Under immense pressure from human rights groups and Walid Daqqa’s family, Israeli prison authorities—after weeks of delays—finally transferred the ailing Palestinian prisoner to the Assaf Harofeh hospital near Tel Aviv on Monday, May 22, Palestinian Shebab News Agency reported.
Daqqa (61) was diagnosed with bone marrow cancer last year and suffered a blood clot-induced stroke this year in February. Despite his deteriorating health condition, Israeli occupation authorities were refusing to release him on medical grounds or even transfer him to a proper hospital.
Palestinian Authority (PA) and other human rights groups had been demanding Daqqa’s immediate release given his deteriorating health condition and need for intensive medical care.
The 60-year-old Prisoner Walid Daqqa is battling death.
Daqqa requires extensive medical attention, as he suffers from Bone Marrow Cancer yet Israeli occupation refuses to release him.#Free_Walid_Daqqah@Iftrade97 pic.twitter.com/UR2aNCJ51Y— Mission of the State of Palestine in Ireland (@IrePalestine) May 22, 2023
Daqqa was detained in 1986 from the Palestinian city of Baqa al-Gharbiya. He was later sentenced to life for resisting the occupation. Several years ago, the Israeli government added two more years to his sentence which was originally supposed to end in 2023.
Daqqa has already spent more than 37 years in prison and is one of the 23 Palestinian prisoners detained by the occupation prior to the 1995 Oslo Accords.
In March, the Palestinian Human Rights Organizations Council (PHROC) had submitted an urgent appeal to the UN special procedures for Daqqa’s immediate release, claiming that his continued incarceration threatens his life and violates the basic human rights of life, health, and dignity.
Walid Daqqa, a 61-year-old Palestinian writer, ac tivist, intellectual, and political prisoner, was diagnosed with a rare form of bone marrow cancer in 2022. Walid has been in dire need of urgent medical attention since then.#Free_Walid_Daqqah pic.twitter.com/vLI7Ar0agG
— Addameer –الضمير (@Addameer) May 23, 2023
Last week, hundreds of Palestinian prisoners observed a day-long hunger strike in solidarity with the demand for Daqqa’s release from prison.

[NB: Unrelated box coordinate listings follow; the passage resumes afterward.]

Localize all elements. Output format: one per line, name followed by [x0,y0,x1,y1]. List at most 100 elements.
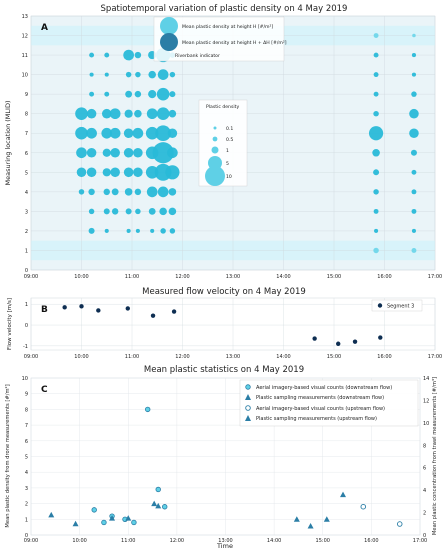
bubble [373,91,379,97]
y-tick-label: 6 [25,439,28,445]
sampling-marker [307,523,314,529]
panel-c-legend-marker-aerial-down [245,384,251,390]
bubble [150,228,155,233]
panel-b-points [62,304,383,346]
bubble [109,108,121,120]
bubble [101,127,113,139]
panel-c-x-label: Time [216,542,233,550]
y-tick-label: 3 [25,209,28,215]
bubble [102,168,111,177]
bubble [88,188,95,196]
x-tick-label: 13:00 [226,274,240,280]
y-tick-label-right: 6 [423,466,426,472]
bubble [125,71,132,78]
bubble [373,208,379,214]
bubble [157,186,169,198]
bubble [373,72,379,78]
size-legend-marker-1 [211,146,219,154]
bubble [135,71,141,78]
bubble [109,127,121,139]
bubble [104,72,109,77]
panel-c-legend-marker-sampling-up [245,415,251,421]
bubble [373,169,380,176]
y-tick-label: -1 [23,344,28,350]
panel-b-title: Measured flow velocity on 4 May 2019 [142,287,306,297]
bubble [123,147,134,158]
bubble [125,90,133,98]
bubble [124,188,133,196]
x-tick-label: 14:00 [276,354,290,360]
panel-c-letter: C [41,385,48,395]
bubble [103,188,110,196]
bubble [373,52,379,58]
x-tick-label: 11:00 [125,354,139,360]
y-tick-label: 5 [25,170,28,176]
x-tick-label: 10:00 [72,538,86,544]
aerial-marker [131,519,137,526]
bubble [411,208,417,214]
y-tick-label: 1 [25,248,28,254]
bubble [76,147,87,159]
y-tick-label: 12 [22,34,28,40]
panel-c-x-ticks: 09:00 10:00 11:00 12:00 13:00 14:00 15:00 16:00… [24,538,427,544]
bubble [134,90,142,98]
y-tick-label-right: 2 [423,511,426,517]
bubble [410,149,417,156]
panel-c-legend-marker-sampling-down [245,394,251,400]
bubble [146,108,158,120]
panel-b-legend-marker [377,303,383,308]
bubble [111,188,119,196]
bubble [412,33,416,38]
y-tick-label: 4 [25,470,28,476]
bubble [157,69,169,80]
bubble [168,109,177,118]
bubble [86,127,97,139]
bubble [89,91,95,97]
aerial-marker [155,486,161,493]
panel-b-letter: B [41,305,48,315]
x-tick-label: 16:00 [377,274,391,280]
legend-marker-height-h [160,17,178,35]
x-tick-label: 16:00 [377,354,391,360]
legend-label-height-h: Mean plastic density at height H [#/m²] [182,24,273,30]
panel-c-y-label-right: Mean plastic concentration from trawl me… [432,377,438,535]
legend-marker-height-h-dh [160,33,178,51]
y-tick-label: 7 [25,131,28,137]
bubble [126,228,131,233]
bubble [169,91,176,98]
aerial-marker [91,507,97,513]
velocity-point [125,306,130,311]
aerial-marker [396,521,403,527]
size-legend-marker-0-1 [213,126,217,130]
x-tick-label: 10:00 [74,274,88,280]
panel-a: Spatiotemporal variation of plastic dens… [4,4,442,280]
bubble [86,147,97,158]
panel-b-legend-box [371,299,423,312]
y-tick-label: 11 [22,53,28,59]
size-legend-label-0-1: 0.1 [226,126,233,132]
x-tick-label: 15:00 [316,538,330,544]
legend-label-riverbank: Riverbank indicator [175,53,220,59]
panel-a-grid [30,15,436,271]
bubble [152,142,174,164]
bubble [134,51,142,59]
bubble [411,91,417,97]
bubble [167,128,178,139]
panel-b-grid [30,298,436,350]
bubble [101,108,112,119]
velocity-point [336,341,341,346]
y-tick-label: 0 [25,268,28,274]
velocity-point [352,339,358,344]
bubble [374,228,379,233]
y-tick-label-right: 0 [423,533,426,539]
panel-c-points [48,406,403,529]
bubble [167,147,178,159]
bubble [75,107,88,120]
velocity-point [171,309,177,314]
panel-c-legend: Aerial imagery-based visual counts (down… [239,379,419,427]
bubble [88,227,95,234]
bubble [409,108,419,119]
panel-b-y-label: Flow velocity [m/s] [7,298,13,350]
bubble [110,167,120,178]
bubble [111,208,119,215]
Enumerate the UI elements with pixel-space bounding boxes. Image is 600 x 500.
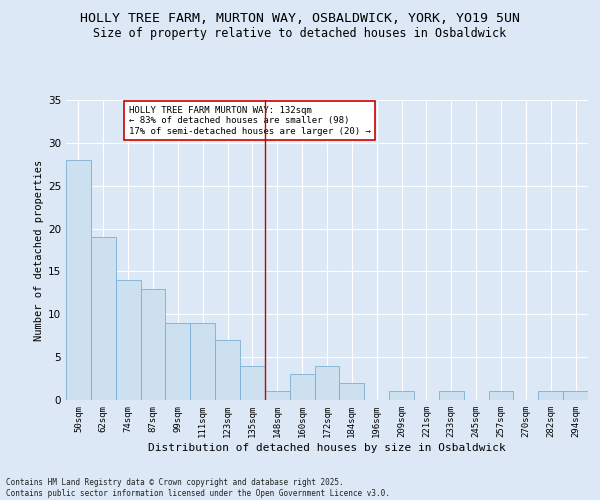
- Y-axis label: Number of detached properties: Number of detached properties: [34, 160, 44, 340]
- Bar: [488, 392, 514, 400]
- Bar: [140, 288, 166, 400]
- Bar: [215, 340, 240, 400]
- Bar: [166, 323, 190, 400]
- Bar: [265, 392, 290, 400]
- Bar: [340, 383, 364, 400]
- Bar: [190, 323, 215, 400]
- Bar: [314, 366, 340, 400]
- Bar: [91, 237, 116, 400]
- Bar: [439, 392, 464, 400]
- X-axis label: Distribution of detached houses by size in Osbaldwick: Distribution of detached houses by size …: [148, 442, 506, 452]
- Bar: [290, 374, 314, 400]
- Text: Contains HM Land Registry data © Crown copyright and database right 2025.
Contai: Contains HM Land Registry data © Crown c…: [6, 478, 390, 498]
- Text: Size of property relative to detached houses in Osbaldwick: Size of property relative to detached ho…: [94, 28, 506, 40]
- Bar: [240, 366, 265, 400]
- Text: HOLLY TREE FARM, MURTON WAY, OSBALDWICK, YORK, YO19 5UN: HOLLY TREE FARM, MURTON WAY, OSBALDWICK,…: [80, 12, 520, 26]
- Bar: [389, 392, 414, 400]
- Bar: [116, 280, 140, 400]
- Text: HOLLY TREE FARM MURTON WAY: 132sqm
← 83% of detached houses are smaller (98)
17%: HOLLY TREE FARM MURTON WAY: 132sqm ← 83%…: [128, 106, 371, 136]
- Bar: [563, 392, 588, 400]
- Bar: [538, 392, 563, 400]
- Bar: [66, 160, 91, 400]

Last week, #Palestinian prisoners carried out a one-day hunger strike to demand the release of the cancer-stricken prisoner amid the continued deterioration of his health condition.#Palestine#FreeThemAll https://t.co/rjq7H3236i
— Al Mayadeen English (@MayadeenEnglish) May 22, 2023
On Tuesday, Palestinians in Gaza held a vigil demanding his release.

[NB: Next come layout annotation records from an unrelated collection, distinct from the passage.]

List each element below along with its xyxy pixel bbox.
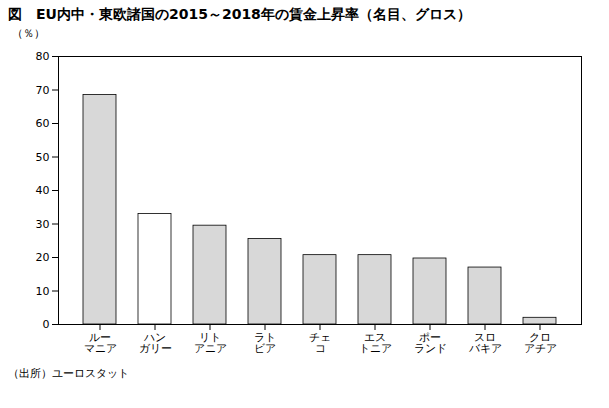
- svg-text:エストニア: エストニア: [359, 331, 392, 355]
- html-text:（出所）ユーロスタット: （出所）ユーロスタット: [8, 367, 129, 380]
- svg-text:40: 40: [36, 184, 50, 197]
- svg-text:ハンガリー: ハンガリー: [139, 331, 172, 355]
- svg-text:スロバキア: スロバキア: [468, 331, 502, 355]
- svg-text:（％）: （％）: [12, 27, 45, 40]
- svg-text:ルーマニア: ルーマニア: [84, 331, 117, 355]
- svg-text:チェコ: チェコ: [309, 331, 331, 355]
- svg-text:リトアニア: リトアニア: [194, 331, 227, 355]
- svg-text:50: 50: [36, 151, 50, 164]
- html-text:図 EU内中・東欧諸国の2015～2018年の賃金上昇率（名: 図 EU内中・東欧諸国の2015～2018年の賃金上昇率（名目、グロス）: [8, 6, 471, 22]
- svg-text:ポーランド: ポーランド: [414, 331, 447, 355]
- svg-text:20: 20: [36, 251, 50, 264]
- svg-text:70: 70: [36, 84, 50, 97]
- svg-text:ラトビア: ラトビア: [254, 331, 276, 355]
- svg-text:0: 0: [43, 318, 50, 331]
- svg-text:80: 80: [36, 50, 50, 63]
- svg-text:クロアチア: クロアチア: [524, 331, 557, 355]
- svg-text:10: 10: [36, 285, 50, 298]
- svg-text:30: 30: [36, 218, 50, 231]
- svg-text:60: 60: [36, 117, 50, 130]
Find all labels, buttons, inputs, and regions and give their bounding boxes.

Palestinians held a vigil in Gaza City in support of the Palestinian prisoner Walid Daqqa who is battling the risk of death inside the Israeli occupation prisons.

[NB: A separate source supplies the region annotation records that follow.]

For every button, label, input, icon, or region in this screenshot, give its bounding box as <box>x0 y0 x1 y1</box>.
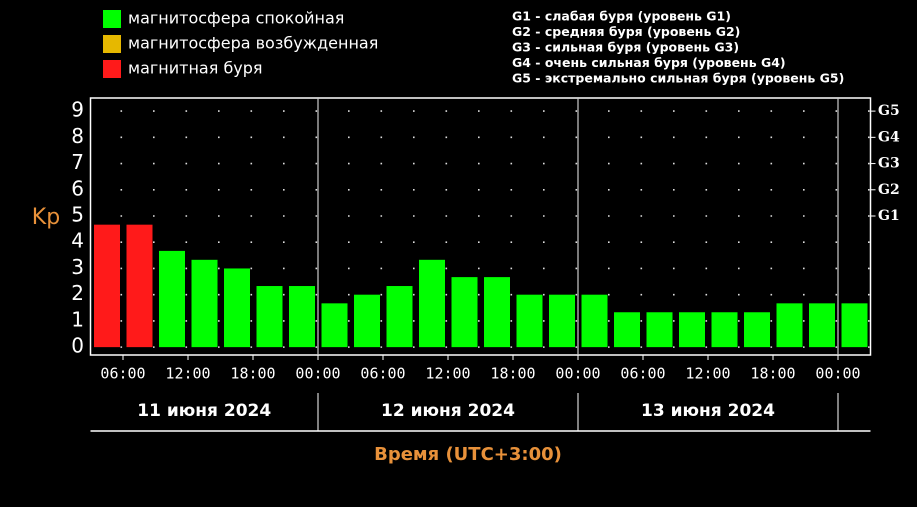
y-tick-label: 2 <box>71 281 84 305</box>
legend-label: магнитная буря <box>128 59 263 78</box>
x-tick-label: 06:00 <box>360 365 405 383</box>
storm-level: G1 - слабая буря (уровень G1) <box>512 9 731 24</box>
bar <box>191 259 218 348</box>
bar <box>386 286 413 348</box>
plot-frame <box>89 97 872 356</box>
bar <box>646 312 673 348</box>
x-tick-label: 12:00 <box>685 365 730 383</box>
x-tick-label: 18:00 <box>750 365 795 383</box>
y-tick-label: 3 <box>71 255 84 279</box>
x-tick-label: 06:00 <box>620 365 665 383</box>
bar <box>159 250 185 348</box>
legend-swatch <box>103 35 121 53</box>
y-tick-label: 7 <box>71 150 84 174</box>
bar <box>419 259 445 348</box>
storm-level: G5 - экстремально сильная буря (уровень … <box>512 71 844 86</box>
y2-tick-label: G4 <box>878 129 900 145</box>
y2-tick-label: G5 <box>878 103 900 119</box>
bar <box>289 286 315 348</box>
y2-tick-label: G1 <box>878 208 900 224</box>
x-axis-label: Время (UTC+3:00) <box>374 444 562 465</box>
bar <box>224 268 250 348</box>
bar <box>484 277 510 348</box>
bar <box>451 277 478 348</box>
bar <box>321 303 348 348</box>
x-tick-label: 00:00 <box>555 365 600 383</box>
legend-swatch <box>103 10 121 28</box>
bar <box>809 303 835 348</box>
day-label: 13 июня 2024 <box>641 401 775 421</box>
y-tick-label: 0 <box>71 334 84 358</box>
y2-tick-label: G2 <box>878 182 900 198</box>
day-label: 12 июня 2024 <box>381 401 515 421</box>
y-tick-label: 9 <box>71 98 84 122</box>
bar <box>549 294 575 348</box>
x-tick-label: 00:00 <box>815 365 860 383</box>
y-tick-label: 4 <box>71 229 84 253</box>
y-axis-label: Kp <box>32 205 60 230</box>
y-tick-label: 8 <box>71 124 84 148</box>
bar <box>516 294 543 348</box>
x-tick-label: 12:00 <box>165 365 210 383</box>
legend-label: магнитосфера возбужденная <box>128 34 378 53</box>
x-tick-label: 18:00 <box>490 365 535 383</box>
bar <box>841 303 868 348</box>
storm-level: G4 - очень сильная буря (уровень G4) <box>512 55 786 70</box>
x-tick-label: 18:00 <box>230 365 275 383</box>
bar <box>94 224 120 348</box>
bar <box>126 224 153 348</box>
storm-level: G2 - средняя буря (уровень G2) <box>512 24 740 39</box>
bar <box>776 303 803 348</box>
y2-tick-label: G3 <box>878 156 900 172</box>
legend-swatch <box>103 60 121 78</box>
y-tick-label: 6 <box>71 176 84 200</box>
bar <box>614 312 640 348</box>
y-tick-label: 5 <box>71 203 84 227</box>
day-label: 11 июня 2024 <box>137 401 271 421</box>
bar <box>581 294 608 348</box>
storm-level: G3 - сильная буря (уровень G3) <box>512 40 739 55</box>
bar <box>711 312 738 348</box>
y-tick-label: 1 <box>71 307 84 331</box>
legend-label: магнитосфера спокойная <box>128 9 344 28</box>
bar <box>744 312 770 348</box>
bar <box>256 286 283 348</box>
x-tick-label: 06:00 <box>100 365 145 383</box>
bar <box>679 312 705 348</box>
x-tick-label: 12:00 <box>425 365 470 383</box>
x-tick-label: 00:00 <box>295 365 340 383</box>
bar <box>354 294 380 348</box>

Photograph: Atya Darweesh#FreeThemAll pic.twitter.com/g6uRuNYCZL
— Al-Jarmaq News (@Aljarmaqnetnews) May 23, 2023
Israel has routinely been accused of deliberate medical negligence when it comes to Palestinian prisoners’ health. It often delays treatment and ignores appeals by terminally ill prisoners. Some Palestinian prisoners have recently died due to medical negligence inside Israeli prisons. Earlier this month, Khader Adnan died in prison after 87 days of hunger strike. Despite knowing his dire health condition, Israeli authorities refused to release him from prison. He had been on hunger strike to protest his illegal detention by the occupation authorities.
In a report, Al-Mayadeen quoted the Palestinian Prisoners and Ex-prisoners Ministry as claiming that extremist Israeli politician and incumbent Police Minister Itamar Ben-Gvir had refused to transfer Daqqa to a hospital, and rather wished that his “life must end behind bars.”
The Ministry also alleged that Israel’s “fascist government” is leading an “unprecedented brutal campaign against Palestinian prisoners.” The Israeli government is practically executing Palestinian prisoners “through systematic policies and practical measures aimed at getting the prisoners sick and then letting them die slowly,” it accused.
There are around 4,900 Palestinians currently incarcerated in Israeli prisons, a large number of them administrative detainees.